I am now on the road to meeting new healthy people, and being able to select who I put myself around, and to being able to leave abusive situations immediately Cheryl-Anne May 15, 2013 Thank-you so much Melanie. I understand that I now have strategies to help me deal with the challenges that place me out of sink with what is, with life as it should be. He just has some of the vulnerable type traits. Doing this in the safe environment of the therapy session was part of learning that this feeling is safe to have and lose some of the fear of it. I have the video recordings of the rage.
I was a stay at home mom, and he worked with a couple friends that happened to be female. When tough times come, he says goodbye. I am not sure its pining.

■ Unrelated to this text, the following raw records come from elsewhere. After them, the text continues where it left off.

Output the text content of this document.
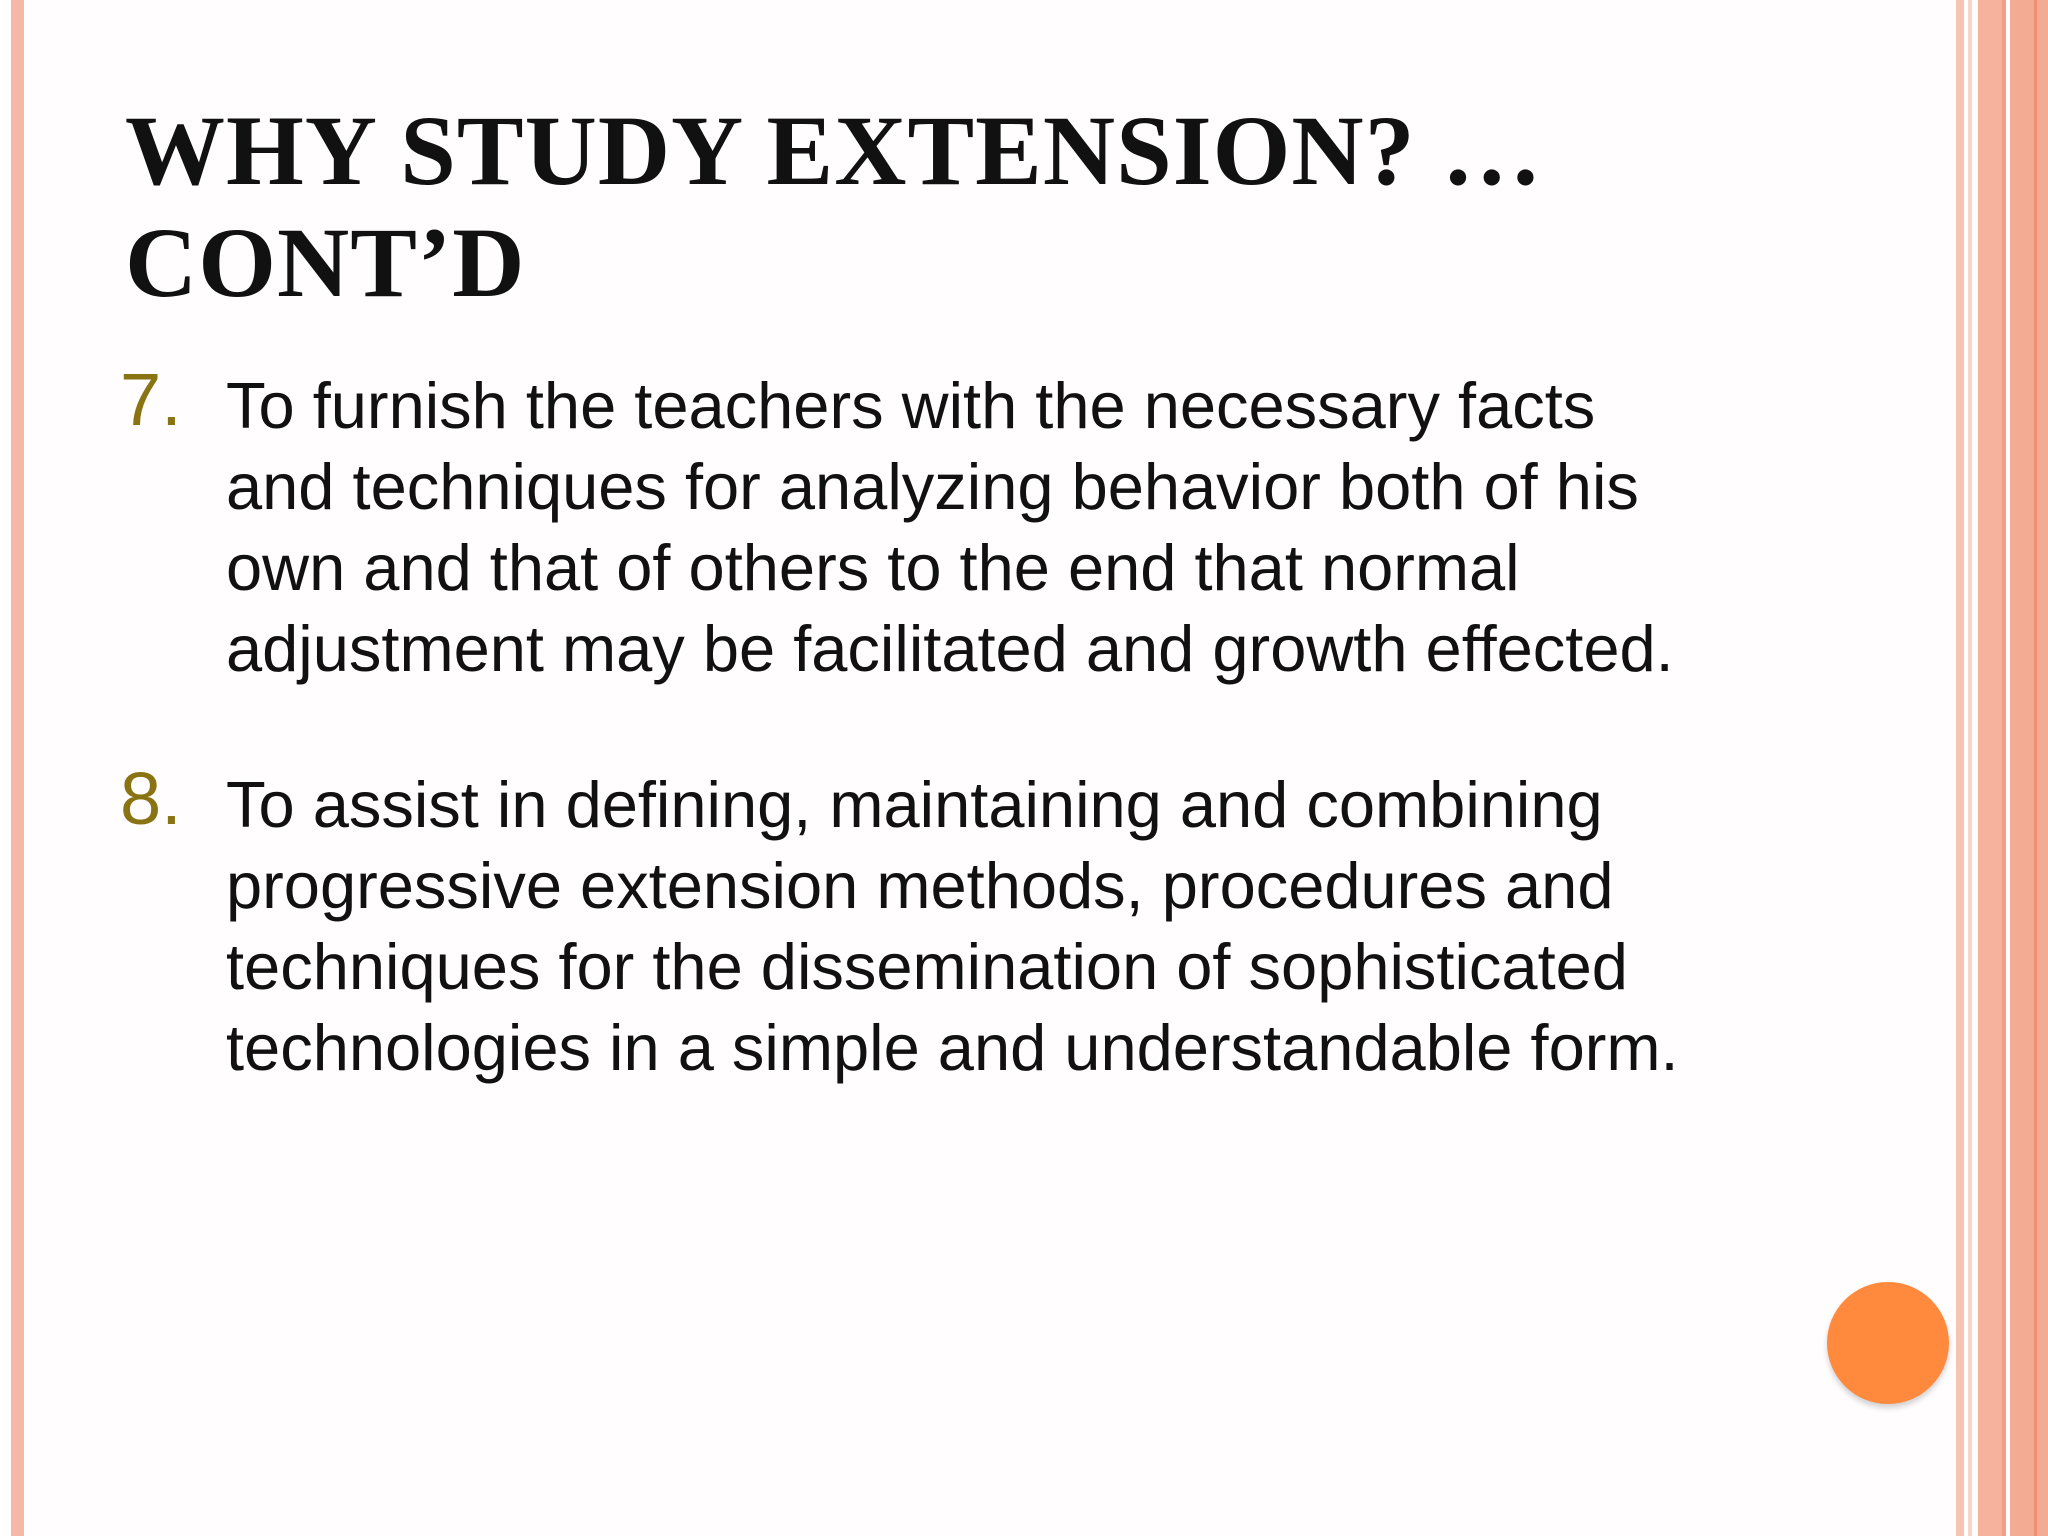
WHY STUDY EXTENSION? …
CONT’D
7. To furnish the teachers with the necessary facts
and techniques for analyzing behavior both of his
own and that of others to the end that normal
adjustment may be facilitated and growth effected.
8. To assist in defining, maintaining and combining
progressive extension methods, procedures and
techniques for the dissemination of sophisticated
technologies in a simple and understandable form.
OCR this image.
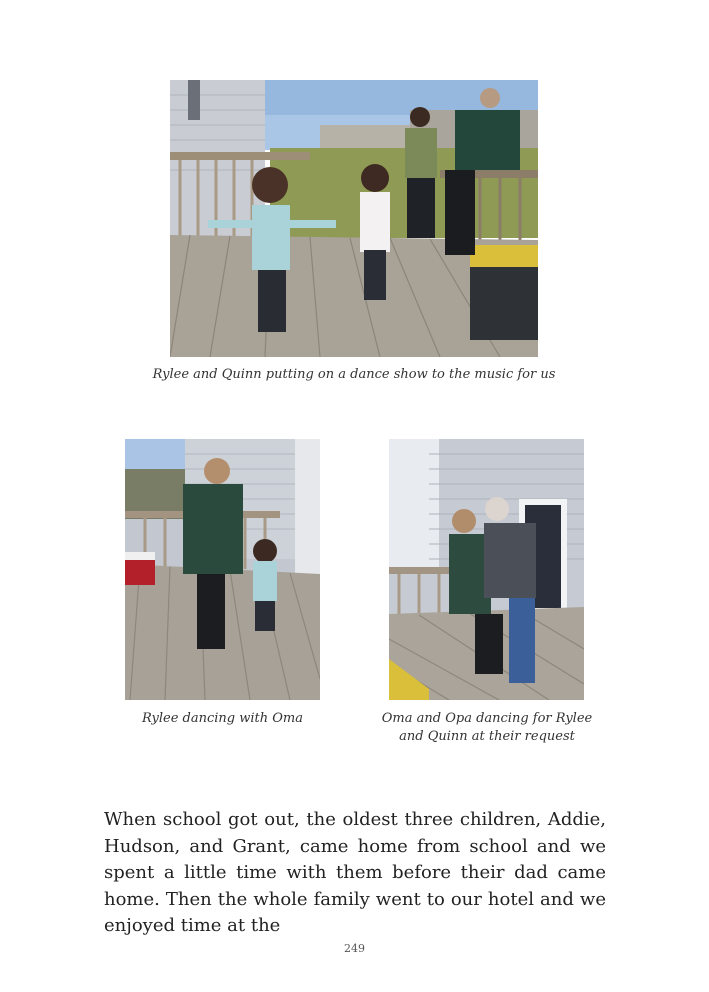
Rylee and Quinn putting on a dance show to the music for us
Rylee dancing with Oma	Oma and Opa dancing for Rylee and Quinn at their request

When school got out, the oldest three children, Addie, Hudson, and Grant, came home from school and we spent a little time with them before their dad came home. Then the whole family went to our hotel and we enjoyed time at the

249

I am getting results, and I am not in anywhere near as much pain. Then his family used to come and solve our fights and he used to touch my feet and say sorry. Life has to be more than this. Can I just mention in glad we are getting along now? And by the grace of God he landed a great Union job.
And the aftermath can be utterly devastating. I ended up paying his child support his phone bills etc… one email even said ………. Often, the result of the silent treatment is exactly what the person with narcissism wishes to create: a reaction from the target and a sense of control. So yes, I stayed as I wanted the healed him but also I really did pity him, he was so broken and such a shell of a man towards the end. I felt so demoralised and felt as if I was being destroyed piece by piece over time. He really was that way, and I do no longer believe that I will be able to make him understand me and see me for who I am and respect me, and love me. The thing is, everyone puts their best foot forward at the beginning of a relationship.